Inosine is an important nucleoside that is essential for proper translation of the genetic code in wobble base pairs. It provides antihypoxic, metabolic and antiarrhythmic effect. It increases the energy balance of the myocardium, improves the coronary blood flow and prevents consequences of intraoperative renal ischemia. The drug participates in the glucose metabolism and promotes metabolism activation under hypoxia and in the absence of ATP.
After ingestion, inosine is metabolized into uric acid, which has been suggested to be a natural antioxidant and peroxynitrite scavenger with potential benefits to patients with multiple sclerosis (MS) and Parkinson's. Patients with the highest serum urate levels had slower progression of Parkinson's symptoms. Inosine also is a popular ingredient in some fitness supplements.
During or before meals. The maximum daily dose of the drug is 0.6 - 2.4 g. In the first days of treatment, the daily dose is 0.6 - 0.8 g (0.2 g 3-4 times a day). In case of good tolerability of the drug, during the next 2 - 3 days the dose is increased up to 1.2 g (0.4 g 3 times a day), if necessary - up to 2.4 g per day. The duration of the course is from 4 weeks to 1.5 - 3 months.

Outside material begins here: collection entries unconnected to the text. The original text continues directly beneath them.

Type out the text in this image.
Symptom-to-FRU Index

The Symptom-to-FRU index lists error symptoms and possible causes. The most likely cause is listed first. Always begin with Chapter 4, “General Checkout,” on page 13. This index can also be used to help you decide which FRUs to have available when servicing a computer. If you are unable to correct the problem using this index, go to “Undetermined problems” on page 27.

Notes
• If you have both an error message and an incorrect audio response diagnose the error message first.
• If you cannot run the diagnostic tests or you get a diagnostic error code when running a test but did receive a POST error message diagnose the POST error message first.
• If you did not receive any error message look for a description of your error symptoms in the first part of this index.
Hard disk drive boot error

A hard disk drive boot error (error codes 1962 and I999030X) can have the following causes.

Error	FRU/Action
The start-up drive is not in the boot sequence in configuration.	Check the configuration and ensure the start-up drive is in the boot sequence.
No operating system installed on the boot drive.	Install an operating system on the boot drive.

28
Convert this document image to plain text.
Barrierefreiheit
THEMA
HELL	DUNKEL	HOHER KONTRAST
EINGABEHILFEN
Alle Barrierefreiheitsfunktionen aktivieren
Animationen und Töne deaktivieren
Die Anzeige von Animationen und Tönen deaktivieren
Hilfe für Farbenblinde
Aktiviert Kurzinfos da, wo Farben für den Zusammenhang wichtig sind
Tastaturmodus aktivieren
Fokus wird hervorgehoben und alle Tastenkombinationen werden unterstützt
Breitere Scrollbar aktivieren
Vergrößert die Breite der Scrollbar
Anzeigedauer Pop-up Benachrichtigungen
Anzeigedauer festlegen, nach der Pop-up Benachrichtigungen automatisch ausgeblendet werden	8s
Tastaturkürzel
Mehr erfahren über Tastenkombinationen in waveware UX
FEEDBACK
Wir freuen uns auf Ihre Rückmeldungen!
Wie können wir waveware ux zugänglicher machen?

The drug is used intravenously slowly, by stream or by drop infusion (40-60 drops per 1 minute). The treatment is commenced with an administration of 200 mg (10 ml of 20 mg / ml solution) once a day, then, in case of good tolerability, the dose is increased to 400 mg (20 ml of 20 mg /ml solution) 1 -2 times a day. The duration of treatment is 10-15 days. The stream infusion of the drug is possible in case of acute cardiac rhythm disturbance in a single dose of 200-400 mg (10-20 ml of 20 mg / ml).
For pharmacological protection of ischemic kidneys, Riboxin is injected intravenously by stream infusion in a single dose of 1,200 mg (60 ml of 20 mg / ml solution) 5-15 minutes before clamping of the renal artery, and then 800 mg more (40 ml of 20 mg / ml solution) immediately after the restoration of the blood flow.
For intravenous injection by drop infusion, 20 mg / ml solution is diluted in 5% dextrose (glucose) solution or 0.9% sodium chloride solution (up to 250 ml).
Use with caution in renal failure.
Allergic reactions: urticaria, skin itching, dermahemia (the drug should be discontinued).When taking the drug, there can rarely be an increase in the concentration of uric acid in the blood and exacerbation of gout (in case of a prolonged use in high doses).